The study, “Functional disability and its predictors in systemic sclerosis: a study from the DeSScipher project within the EUSTAR group,” was published in the journal Rheumatology.
The DeSScipher Project (an acronym for deciphering the optimal management of systemic sclerosis) is a multinational, longitudinal study included in the EUSTAR group database. This project includes five observational trials focusing on digital ulcers, hand arthritis, interstitial lung disease, pulmonary hypertension, and severe heart disease, without focusing on any specific organ manifestations.
SSc is an unusual and highly heterogeneous disease that affects several organs. The evaluation of SSc severity and its impact on the patient’s daily life depends on various factors due to the multiorgan nature of the disease and the different perception between patients and physicians.
Therefore, the most important objective of care when dealing with SSc patients is to improve symptoms, disability, health-related quality of life (QoL), and functional ability.
In the study, 944 SSc patients from the prospective DeSScipher cohort completed the scleroderma health assessment questionnaire (SHAQ), a disability score combines a health assessment questionnaire and five visual analogue scales. This is a self-reported questionnaire with 20 questions covering several areas such as rising, eating, walking, hygiene, dressing, reach, grip, and usual activities.

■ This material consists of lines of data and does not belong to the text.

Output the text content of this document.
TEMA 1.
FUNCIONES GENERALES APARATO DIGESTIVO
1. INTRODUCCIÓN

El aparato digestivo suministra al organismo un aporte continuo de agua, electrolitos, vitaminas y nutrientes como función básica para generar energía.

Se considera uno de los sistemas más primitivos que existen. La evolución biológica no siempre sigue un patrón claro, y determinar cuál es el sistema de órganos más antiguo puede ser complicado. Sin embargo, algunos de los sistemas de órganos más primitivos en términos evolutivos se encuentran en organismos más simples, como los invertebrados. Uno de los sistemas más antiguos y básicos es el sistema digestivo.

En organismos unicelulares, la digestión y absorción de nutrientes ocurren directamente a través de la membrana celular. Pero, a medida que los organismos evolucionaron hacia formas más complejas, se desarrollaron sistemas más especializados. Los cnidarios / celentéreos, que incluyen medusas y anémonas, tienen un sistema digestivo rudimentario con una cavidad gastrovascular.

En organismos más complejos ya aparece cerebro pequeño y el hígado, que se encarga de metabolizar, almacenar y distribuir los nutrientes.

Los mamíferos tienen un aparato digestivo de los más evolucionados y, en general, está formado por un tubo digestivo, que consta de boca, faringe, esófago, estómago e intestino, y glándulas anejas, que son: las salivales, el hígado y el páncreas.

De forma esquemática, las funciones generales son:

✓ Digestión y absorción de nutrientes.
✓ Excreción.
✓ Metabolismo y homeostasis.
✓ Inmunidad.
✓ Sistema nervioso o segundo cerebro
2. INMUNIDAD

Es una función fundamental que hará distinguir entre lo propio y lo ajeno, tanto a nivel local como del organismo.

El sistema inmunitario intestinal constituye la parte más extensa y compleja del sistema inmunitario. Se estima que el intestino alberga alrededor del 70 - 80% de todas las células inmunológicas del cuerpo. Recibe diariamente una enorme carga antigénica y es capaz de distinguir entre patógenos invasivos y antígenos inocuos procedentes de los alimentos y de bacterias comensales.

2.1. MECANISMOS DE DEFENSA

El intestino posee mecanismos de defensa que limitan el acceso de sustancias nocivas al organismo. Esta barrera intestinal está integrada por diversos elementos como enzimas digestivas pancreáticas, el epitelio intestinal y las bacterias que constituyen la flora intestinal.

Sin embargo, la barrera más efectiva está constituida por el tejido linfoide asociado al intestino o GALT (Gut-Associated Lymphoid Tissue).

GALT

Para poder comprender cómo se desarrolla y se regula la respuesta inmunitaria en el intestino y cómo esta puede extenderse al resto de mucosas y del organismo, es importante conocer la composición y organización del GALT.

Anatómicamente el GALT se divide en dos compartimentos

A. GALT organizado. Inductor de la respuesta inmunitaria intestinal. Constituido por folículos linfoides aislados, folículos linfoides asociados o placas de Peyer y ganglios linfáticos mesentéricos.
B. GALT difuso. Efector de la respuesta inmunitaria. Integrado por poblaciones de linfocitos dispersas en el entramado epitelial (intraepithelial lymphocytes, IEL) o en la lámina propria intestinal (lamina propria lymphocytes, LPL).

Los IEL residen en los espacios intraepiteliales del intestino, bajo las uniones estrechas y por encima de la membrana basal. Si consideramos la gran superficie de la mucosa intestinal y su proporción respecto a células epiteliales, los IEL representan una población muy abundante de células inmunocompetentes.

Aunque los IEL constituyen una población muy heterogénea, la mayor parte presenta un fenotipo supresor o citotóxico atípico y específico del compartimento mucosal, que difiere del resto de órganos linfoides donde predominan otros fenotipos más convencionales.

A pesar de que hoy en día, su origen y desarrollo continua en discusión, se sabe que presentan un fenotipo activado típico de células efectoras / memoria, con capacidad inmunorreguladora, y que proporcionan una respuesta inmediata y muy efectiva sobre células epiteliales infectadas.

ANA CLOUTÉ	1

The authors found that 59% of the patients were in the mild to moderate disability category, 34% in the moderate to severe, and 7% in the severe to very severe category.
The study showed significant impaired functional capacity in a large number of SSc patients. Dyspnea (shortness of breath), pain, digital ulcers, muscle weakness, and gastrointestinal symptoms were the most significant symptoms recorded by the patients that were associated with high disability scores.
Key findings also revealed that patients and physicians emphasize different aspects in the evaluation of SSc severity. While patients focus on gastrointestinal symptoms, pain, dyspnea, digital ulcers, and weakness, the doctors were primarily focused on objective measures of function, like pulmonary function tests.
In clinical practice, objective measurements of gastrointestinal symptoms, muscle weakness, and digital ulcers are rarely performed.
The team suggests that more studies are needed to better understand and overcome the main factors of disability in systemic sclerosis to improve patients’ quality of life.